After a delicious lunch, theory makes audience sleepy. So, let’s start with the code itself. Code demonstrated is available at dor_code.tar.bz2. This tar ball contains 3 ‘C’ source files, 2 ‘C’ headers, and a Makefile. As usual, executing make will build the ‘disk on ram’ driver (dor.ko) – this time combining the 3 ‘C’ files. Check out the Makefile to see how. make clean would do the usual clean of the built stuff.

Once built, the following are the experimenting steps (Refer to Figures 25, 26, 27):

  • Load the driver dor.ko using insmod. This would create the block device files representing the disk on 512 KibiBytes (KiB) of RAM, with 3 primary and 3 logical partitions.
  • Checkout the automatically created block device files (/dev/rb*). /dev/rb is the entire disk of 512 KiB size. rb1, rb2, rb3 are the primary partitions with rb2 being the extended partition and containing the 3 logical partitions rb5, rb6, rb7.
  • Read the entire disk (/dev/rb) using the disk dump utility dd.
  • Zero out the first sector of the disk’s first partition (/dev/rb1) again using dd.
  • Write some text into the disk’s first partition (/dev/rb1) using cat.
  • Display the initial contents of the first partition (/dev/rb1) using the xxd utility. See Figure 26 for the xxd output.
  • Display the partition info for the disk using fdisk. See Figure 27 for the fdisk output.
  • (Quick) Format the third primary partition (/dev/rb3) as vfat filesystem (like your pen drive), using mkfs.vfat (Figure 27).
  • Mount the newly formatted partition using mount, say at /mnt (Figure 27).
  • Disk usage utility df would now show this partition mounted at /mnt (Figure 27). You may go ahead and store your files there. But, please remember that these partitions are all on a disk on RAM, and so non-persistent. Hence,
  • Unloading the driver using ‘rmmod dor‘ would vanish everything. Though the partition needs to be unmounted using ‘umount /mnt‘ before doing that.

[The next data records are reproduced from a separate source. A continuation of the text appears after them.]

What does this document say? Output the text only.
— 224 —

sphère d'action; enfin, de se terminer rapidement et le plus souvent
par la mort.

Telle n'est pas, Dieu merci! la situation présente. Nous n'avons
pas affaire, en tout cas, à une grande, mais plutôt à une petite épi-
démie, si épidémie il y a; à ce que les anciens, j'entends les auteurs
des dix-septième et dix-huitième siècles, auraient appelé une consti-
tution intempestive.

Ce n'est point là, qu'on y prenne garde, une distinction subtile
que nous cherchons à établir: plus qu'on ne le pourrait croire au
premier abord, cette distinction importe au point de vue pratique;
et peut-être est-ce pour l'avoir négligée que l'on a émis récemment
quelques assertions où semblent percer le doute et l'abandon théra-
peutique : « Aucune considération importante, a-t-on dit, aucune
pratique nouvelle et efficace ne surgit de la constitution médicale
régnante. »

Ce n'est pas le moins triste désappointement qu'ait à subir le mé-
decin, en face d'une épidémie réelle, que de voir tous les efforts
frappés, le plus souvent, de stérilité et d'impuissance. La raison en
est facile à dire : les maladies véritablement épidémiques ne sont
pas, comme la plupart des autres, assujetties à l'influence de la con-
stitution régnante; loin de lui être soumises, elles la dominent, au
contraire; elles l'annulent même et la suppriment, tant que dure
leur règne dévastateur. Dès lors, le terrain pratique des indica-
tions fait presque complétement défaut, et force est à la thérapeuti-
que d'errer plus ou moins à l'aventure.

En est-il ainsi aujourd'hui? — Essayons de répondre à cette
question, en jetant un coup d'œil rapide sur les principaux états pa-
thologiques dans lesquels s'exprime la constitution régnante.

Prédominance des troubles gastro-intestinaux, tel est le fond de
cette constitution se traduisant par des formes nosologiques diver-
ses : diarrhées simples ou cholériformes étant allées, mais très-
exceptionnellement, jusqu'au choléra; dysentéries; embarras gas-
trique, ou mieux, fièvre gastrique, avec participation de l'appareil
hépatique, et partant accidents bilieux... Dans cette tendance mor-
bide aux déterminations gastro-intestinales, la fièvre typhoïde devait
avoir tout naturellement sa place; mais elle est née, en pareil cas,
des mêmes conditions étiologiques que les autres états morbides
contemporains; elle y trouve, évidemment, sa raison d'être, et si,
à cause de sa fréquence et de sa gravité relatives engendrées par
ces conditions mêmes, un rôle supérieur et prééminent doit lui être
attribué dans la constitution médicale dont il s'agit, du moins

Please note that all the above experimenting steps need to be executed with root privileges.

Figure 25: Playing with 'Disk on RAM' driver

Figure 25: Playing with ‘Disk on RAM’ driver

Figure 26: xxd showing the initial data on the first partition (/dev/rb1)

Figure 26: xxd showing the initial data on the first partition (/dev/rb1)

Figure 27: Formatting the third partition (/dev/rb3)

Figure 27: Formatting the third partition (/dev/rb3)

Now, let’s learn the rules

We have just now played around with the disk on RAM but without actually knowing the rules, i.e. the internal details of the game. So, let’s dig into the nitty-gritties to decode the rules. Each of the three .c files represent a specific part of the driver. ram_device.c and ram_device.h abstract the underlying RAM operations like vmalloc/vfree, memcpy, etc, providing disk operation APIs like init/cleanup, read/write, etc. partition.c and partition.h provide the functionality to emulate the various partition tables on the disk on RAM. Recall the pre-lunch session (i.e. the previous article) to understand the details of partitioning. The code in this is responsible for the partition information like number, type, size, etc that is shown up on the disk on RAM using fdisk. ram_block.c is the core block driver implementation exposing the disk on RAM as the block device files (/dev/rb*) to the user-space. In other words, the four files ram_device.* and partition.* form the horizontal layer of the device driver and ram_block.c forms the vertical (block) layer of the device driver. So, let’s understand that in detail.

The block driver basics

Conceptually, the block drivers are very similar to character drivers, especially with regards to the following:

  • Usage of device files
  • Major and minor numbers
  • Device file operations
  • Concept of device registration

So, if one already knows character driver implementations, it would be similar to understand the block drivers. Though, they are definitely not identical. The key differences could be listed out as follows:

  • Abstraction for block-oriented versus byte-oriented devices
  • Block drivers are designed to be used by I/O schedulers, for optimal performance. Compare that with character drivers to be used by VFS.
  • Block drivers are designed to be integrated with the Linux’ buffer cache mechanism for efficient data access. Character drivers are pass-through drivers, accessing the hardware directly.

And these trigger the implementation differences. Let’s analyze the key code snippets from ram_block.c, starting at the driver’s constructor rb_init().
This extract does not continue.